Background and Aim: White matter disease (WMD) of the brain is considered to be secondary to small vessel ischemia and can be a single unifying risk factor for the development of geriatric syndromes. The aim of our study was to investigate the association of the global and regional severity of WMD in the brain with geriatric syndromes burden. Methods: In our retrospective study, consecutive outpatient charts from patients seen between January 2010 and June 2011 at University of Alberta Hospital Seniors Clinic were reviewed. Subjects with brain computed tomography (CT) scans were included in the study. Subjects with incomplete information or with diseases that confounded WMD assessment on CT were excluded. White matter disease was quantified on CT using Wahlund scoring. A multiple linear regression analysis was conducted to determine the association of WMD severity with geriatric syndromes burden after controlling for confounding vascular risk factors.
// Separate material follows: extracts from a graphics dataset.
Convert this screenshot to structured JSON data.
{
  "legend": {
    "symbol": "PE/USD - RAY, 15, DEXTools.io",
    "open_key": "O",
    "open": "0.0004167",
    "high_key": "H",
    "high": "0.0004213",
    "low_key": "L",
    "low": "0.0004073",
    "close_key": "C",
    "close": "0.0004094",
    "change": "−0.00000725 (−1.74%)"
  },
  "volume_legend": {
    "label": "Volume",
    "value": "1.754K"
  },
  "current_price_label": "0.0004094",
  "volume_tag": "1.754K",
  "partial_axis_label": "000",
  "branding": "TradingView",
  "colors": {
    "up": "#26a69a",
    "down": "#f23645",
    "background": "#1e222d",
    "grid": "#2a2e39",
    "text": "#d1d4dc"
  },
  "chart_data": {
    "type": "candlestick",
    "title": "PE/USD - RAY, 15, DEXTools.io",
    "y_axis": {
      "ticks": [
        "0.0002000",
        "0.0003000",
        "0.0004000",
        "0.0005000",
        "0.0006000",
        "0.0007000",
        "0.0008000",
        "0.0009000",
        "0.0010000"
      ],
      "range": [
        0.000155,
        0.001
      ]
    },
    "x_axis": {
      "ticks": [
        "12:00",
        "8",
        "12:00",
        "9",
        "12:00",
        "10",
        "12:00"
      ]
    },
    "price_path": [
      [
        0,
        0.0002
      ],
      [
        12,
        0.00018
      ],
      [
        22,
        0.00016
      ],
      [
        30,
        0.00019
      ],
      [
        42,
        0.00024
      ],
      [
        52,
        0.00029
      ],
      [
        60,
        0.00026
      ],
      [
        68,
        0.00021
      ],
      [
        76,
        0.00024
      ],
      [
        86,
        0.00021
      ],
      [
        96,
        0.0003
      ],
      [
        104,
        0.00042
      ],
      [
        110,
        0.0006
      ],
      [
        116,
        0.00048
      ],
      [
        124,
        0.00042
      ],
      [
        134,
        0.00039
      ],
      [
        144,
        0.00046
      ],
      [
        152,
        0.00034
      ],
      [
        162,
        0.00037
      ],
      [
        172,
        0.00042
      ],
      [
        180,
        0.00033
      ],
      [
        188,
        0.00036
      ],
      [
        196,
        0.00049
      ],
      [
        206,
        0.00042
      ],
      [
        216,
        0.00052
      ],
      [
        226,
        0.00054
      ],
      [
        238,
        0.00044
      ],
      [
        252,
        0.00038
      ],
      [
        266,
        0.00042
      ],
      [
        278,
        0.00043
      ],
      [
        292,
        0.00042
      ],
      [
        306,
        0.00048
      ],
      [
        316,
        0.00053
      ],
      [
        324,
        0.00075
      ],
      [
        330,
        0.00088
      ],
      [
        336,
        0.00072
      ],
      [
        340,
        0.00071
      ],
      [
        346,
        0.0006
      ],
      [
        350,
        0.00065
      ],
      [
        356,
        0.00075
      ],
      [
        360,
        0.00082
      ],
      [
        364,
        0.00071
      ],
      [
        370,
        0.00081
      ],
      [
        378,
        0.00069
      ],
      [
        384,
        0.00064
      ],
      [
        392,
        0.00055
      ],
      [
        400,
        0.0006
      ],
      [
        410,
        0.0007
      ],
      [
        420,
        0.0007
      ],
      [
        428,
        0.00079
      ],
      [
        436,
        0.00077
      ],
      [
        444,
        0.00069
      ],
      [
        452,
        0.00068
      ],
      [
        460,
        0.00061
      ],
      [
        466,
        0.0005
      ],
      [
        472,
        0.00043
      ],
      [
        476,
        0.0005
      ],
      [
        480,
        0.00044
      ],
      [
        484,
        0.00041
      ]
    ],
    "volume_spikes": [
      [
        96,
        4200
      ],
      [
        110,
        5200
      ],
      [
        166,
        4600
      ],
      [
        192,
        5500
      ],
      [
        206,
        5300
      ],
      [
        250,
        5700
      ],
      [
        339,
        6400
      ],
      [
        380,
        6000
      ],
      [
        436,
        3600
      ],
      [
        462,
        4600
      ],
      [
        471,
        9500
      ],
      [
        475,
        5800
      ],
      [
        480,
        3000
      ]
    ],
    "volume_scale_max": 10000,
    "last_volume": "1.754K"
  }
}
Results: Of the 505 subjects, 326 (64.6%) were women. Mean age of the study patients was 79.8 years (SD ± 7.04), prevalence of WMD disease was 79.4%, and mean WMD score was 5.1 (SD ± 4.4). In subjects aged < and > 80 years, the mean number of geriatric syndromes was 2.83 (standard error of the mean [SE] 0.08) and 3.22 (SE 0.08), respectively. In the adjusted regression analysis, there was a significant association between WMD severity, globally (regression coefficient (β) = 0.457, SE 0.155; P = 0.003), as well as WMD in specific regions: frontal (P < 0.001), parieto-occipital (P = 0.004), and infratentorial regions (P = 0.04) with geriatric syndromes burden. The association remains even after correcting for age, sex, and all vascular risk factors. Conclusion: In our study, there was a significant association between the severity of global and selected regional WMD of the brain with geriatric syndromes burden, thus raising the possibility of a shared biologic association through vascular pathology of the brain.